IPWEA calls for national cadet engineering program

IPWEA

Tuesday, 19 June, 2018


IPWEA calls for national cadet engineering program

The NSW branch of the Institute of Public Works Engineers Australasia (IPWEA) has urged the government to support the adoption of a national cadet engineering program, recommending that the Australian Government play a role in incentivising local government to directly engage cadet engineers within councils across Australia.

The delivery and ongoing stewardship of critical infrastructure will require qualified and skilled professional engineers to ensure value for money.

IPWEA NSW undertook a skills audit across NSW councils and collated data from recent membership surveys. The trend is very clear.

It found that with 53% of engineers responding now over 50 years of age, and a skills shortage already evident, it is clear that governments across all levels must act now to immediately incentivise investment in new skilled and qualified engineers for the future. Only 53% of NSW local councils have a cadet engineering program.

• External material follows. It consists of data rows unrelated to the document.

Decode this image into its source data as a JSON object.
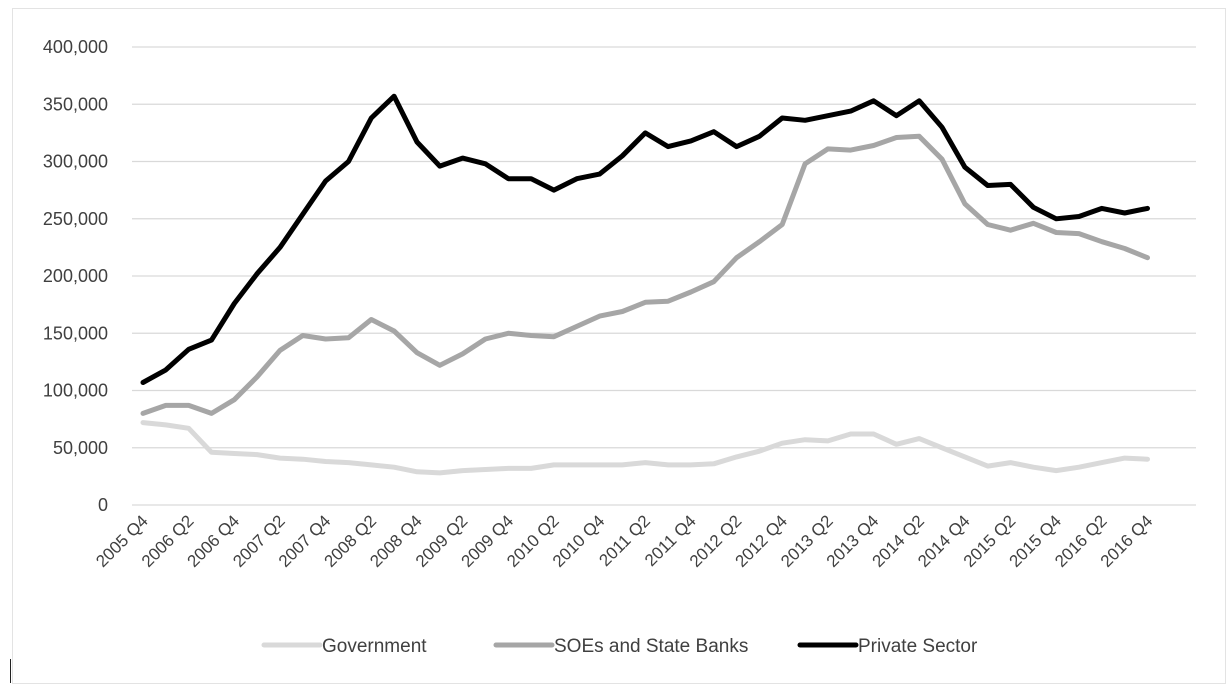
{
  "chart_data": {
    "type": "line",
    "title": "",
    "xlabel": "",
    "ylabel": "",
    "ylim": [
      0,
      400000
    ],
    "yticks": [
      0,
      50000,
      100000,
      150000,
      200000,
      250000,
      300000,
      350000,
      400000
    ],
    "ytick_labels": [
      "0",
      "50,000",
      "100,000",
      "150,000",
      "200,000",
      "250,000",
      "300,000",
      "350,000",
      "400,000"
    ],
    "x": [
      "2005 Q4",
      "2006 Q1",
      "2006 Q2",
      "2006 Q3",
      "2006 Q4",
      "2007 Q1",
      "2007 Q2",
      "2007 Q3",
      "2007 Q4",
      "2008 Q1",
      "2008 Q2",
      "2008 Q3",
      "2008 Q4",
      "2009 Q1",
      "2009 Q2",
      "2009 Q3",
      "2009 Q4",
      "2010 Q1",
      "2010 Q2",
      "2010 Q3",
      "2010 Q4",
      "2011 Q1",
      "2011 Q2",
      "2011 Q3",
      "2011 Q4",
      "2012 Q1",
      "2012 Q2",
      "2012 Q3",
      "2012 Q4",
      "2013 Q1",
      "2013 Q2",
      "2013 Q3",
      "2013 Q4",
      "2014 Q1",
      "2014 Q2",
      "2014 Q3",
      "2014 Q4",
      "2015 Q1",
      "2015 Q2",
      "2015 Q3",
      "2015 Q4",
      "2016 Q1",
      "2016 Q2",
      "2016 Q3",
      "2016 Q4"
    ],
    "xtick_labels": [
      "2005 Q4",
      "2006 Q2",
      "2006 Q4",
      "2007 Q2",
      "2007 Q4",
      "2008 Q2",
      "2008 Q4",
      "2009 Q2",
      "2009 Q4",
      "2010 Q2",
      "2010 Q4",
      "2011 Q2",
      "2011 Q4",
      "2012 Q2",
      "2012 Q4",
      "2013 Q2",
      "2013 Q4",
      "2014 Q2",
      "2014 Q4",
      "2015 Q2",
      "2015 Q4",
      "2016 Q2",
      "2016 Q4"
    ],
    "grid": "horizontal",
    "legend_position": "bottom",
    "series": [
      {
        "name": "Government",
        "color": "#d9d9d9",
        "values": [
          72000,
          70000,
          67000,
          46000,
          45000,
          44000,
          41000,
          40000,
          38000,
          37000,
          35000,
          33000,
          29000,
          28000,
          30000,
          31000,
          32000,
          32000,
          35000,
          35000,
          35000,
          35000,
          37000,
          35000,
          35000,
          36000,
          42000,
          47000,
          54000,
          57000,
          56000,
          62000,
          62000,
          53000,
          58000,
          50000,
          42000,
          34000,
          37000,
          33000,
          30000,
          33000,
          37000,
          41000,
          40000
        ]
      },
      {
        "name": "SOEs and State Banks",
        "color": "#a6a6a6",
        "values": [
          80000,
          87000,
          87000,
          80000,
          92000,
          112000,
          135000,
          148000,
          145000,
          146000,
          162000,
          152000,
          133000,
          122000,
          132000,
          145000,
          150000,
          148000,
          147000,
          156000,
          165000,
          169000,
          177000,
          178000,
          186000,
          195000,
          216000,
          230000,
          245000,
          298000,
          311000,
          310000,
          314000,
          321000,
          322000,
          302000,
          263000,
          245000,
          240000,
          246000,
          238000,
          237000,
          230000,
          224000,
          216000
        ]
      },
      {
        "name": "Private Sector",
        "color": "#000000",
        "values": [
          107000,
          118000,
          136000,
          144000,
          176000,
          202000,
          225000,
          254000,
          283000,
          300000,
          338000,
          357000,
          317000,
          296000,
          303000,
          298000,
          285000,
          285000,
          275000,
          285000,
          289000,
          305000,
          325000,
          313000,
          318000,
          326000,
          313000,
          322000,
          338000,
          336000,
          340000,
          344000,
          353000,
          340000,
          353000,
          330000,
          295000,
          279000,
          280000,
          260000,
          250000,
          252000,
          259000,
          255000,
          259000
        ]
      }
    ]
  }
}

The government has introduced excellent incentive programs for civil construction trainees and apprentices, but the shortage of qualified engineers is not being addressed. The IPWEA believes that with the right incentive programs, councils can offer a breeding ground for future professionals to deliver high-quality infrastructure and services to their communities. In regional areas of Australia, this offers the opportunity for employing and retaining young innovators of the future within regional townships.

“We urge the Australian Government to adopt a policy setting that offers support to councils through a National Cadet Engineering Program, said Warren Sharpe, NSW President. “This program should offer initial funding support, and graduated retention payments to councils to train and grow people for the future.

“The Australian Government should also investigate ways to partner with universities and professional associations to deliver fit-for-purpose training and ongoing development.

“We also urge the Australian Government to support a universal national registration scheme for engineers for the whole of Australia, and to encourage all states to incorporate this into their own jurisdictions through appropriate legislation.”